When released from jail the candidate returned to work. Now, after two years with the new employer I asked…’why would you even consider leaving an employer that supported you the way he did?’ Flippant answer —‘His wife and I don’t get along that well.’ End of interview!
• Similar circumstances, different outcome. In this case, the controller candidate had worked for one company for nearly twenty years but was now unemployed. Again, the non-introspective response as to why he was no longer with the company was something like… ‘they were starting to go in a different direction.’ Red light!
I didn’t have to press hard on this one. After a few more questions the candidate slumped in his chair and put it all out there. Every Friday he would go to the bank and withdraw money from his personal account for the weekend. One particular Friday he was too busy to do so. He worked in a cash heavy business and one of his responsibilities was to make the night deposit. On the Friday he didn’t get to the bank to make his personal withdrawal he ‘withdrew’ a few hundred dollars from the company’s night deposit.
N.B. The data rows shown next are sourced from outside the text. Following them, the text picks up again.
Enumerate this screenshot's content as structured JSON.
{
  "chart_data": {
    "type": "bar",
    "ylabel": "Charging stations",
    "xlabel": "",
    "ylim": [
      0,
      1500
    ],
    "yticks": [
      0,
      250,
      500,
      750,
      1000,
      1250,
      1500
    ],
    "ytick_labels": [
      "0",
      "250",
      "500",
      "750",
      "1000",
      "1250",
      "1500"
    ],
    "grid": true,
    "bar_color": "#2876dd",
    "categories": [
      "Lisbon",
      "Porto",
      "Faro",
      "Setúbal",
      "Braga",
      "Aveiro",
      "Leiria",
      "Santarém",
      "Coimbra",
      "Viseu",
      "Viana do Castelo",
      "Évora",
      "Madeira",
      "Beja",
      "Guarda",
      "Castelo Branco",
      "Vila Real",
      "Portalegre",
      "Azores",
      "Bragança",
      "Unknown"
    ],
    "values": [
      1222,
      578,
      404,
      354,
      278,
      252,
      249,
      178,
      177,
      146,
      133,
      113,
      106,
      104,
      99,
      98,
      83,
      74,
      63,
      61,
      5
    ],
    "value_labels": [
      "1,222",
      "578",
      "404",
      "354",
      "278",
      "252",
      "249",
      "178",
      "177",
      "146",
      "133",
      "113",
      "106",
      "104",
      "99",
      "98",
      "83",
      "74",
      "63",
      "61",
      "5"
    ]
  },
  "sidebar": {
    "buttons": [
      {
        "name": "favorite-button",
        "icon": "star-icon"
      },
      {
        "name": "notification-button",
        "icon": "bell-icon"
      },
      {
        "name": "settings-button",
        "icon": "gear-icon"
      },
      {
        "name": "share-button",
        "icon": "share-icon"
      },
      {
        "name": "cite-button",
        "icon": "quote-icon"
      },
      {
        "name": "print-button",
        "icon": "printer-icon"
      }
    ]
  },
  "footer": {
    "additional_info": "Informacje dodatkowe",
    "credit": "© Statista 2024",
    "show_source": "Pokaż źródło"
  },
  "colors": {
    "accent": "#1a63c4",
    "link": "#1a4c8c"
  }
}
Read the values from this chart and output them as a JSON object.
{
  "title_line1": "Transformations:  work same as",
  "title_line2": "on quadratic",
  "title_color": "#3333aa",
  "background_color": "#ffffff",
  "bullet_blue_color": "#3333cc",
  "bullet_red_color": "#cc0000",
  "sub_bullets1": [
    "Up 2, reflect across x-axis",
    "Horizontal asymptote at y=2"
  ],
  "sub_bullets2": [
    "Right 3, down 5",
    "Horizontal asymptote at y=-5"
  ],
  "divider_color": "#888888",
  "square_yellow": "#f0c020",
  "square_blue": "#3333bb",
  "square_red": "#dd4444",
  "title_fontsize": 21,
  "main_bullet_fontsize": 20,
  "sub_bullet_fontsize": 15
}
My immediate response was, ‘how many more times did you do that?’ and his answer was ‘three.’
The candidate was devastated and after composing himself said, ‘look, I know I’ve blown this interview but can you give me any advice as to how to deal with this when it comes up in future interviews?’
My reply was twofold. First, I counseled that it’s best to be forthcoming. Not doing so would work against him if his circumstances had to be dug out, as with me, or worse, discovered after he was hired. Second, following my intuition, I told him that he wouldn’t have to worry about that for now; I was going to recommend him for hire with the condition that he not be responsible for cash for at least the first year! He was hired and was a loyal and contributing manager for the next eighteen years until the company was sold.
We can’t be right all the time but there are times that intuition helps us make the grade! Lessons learned.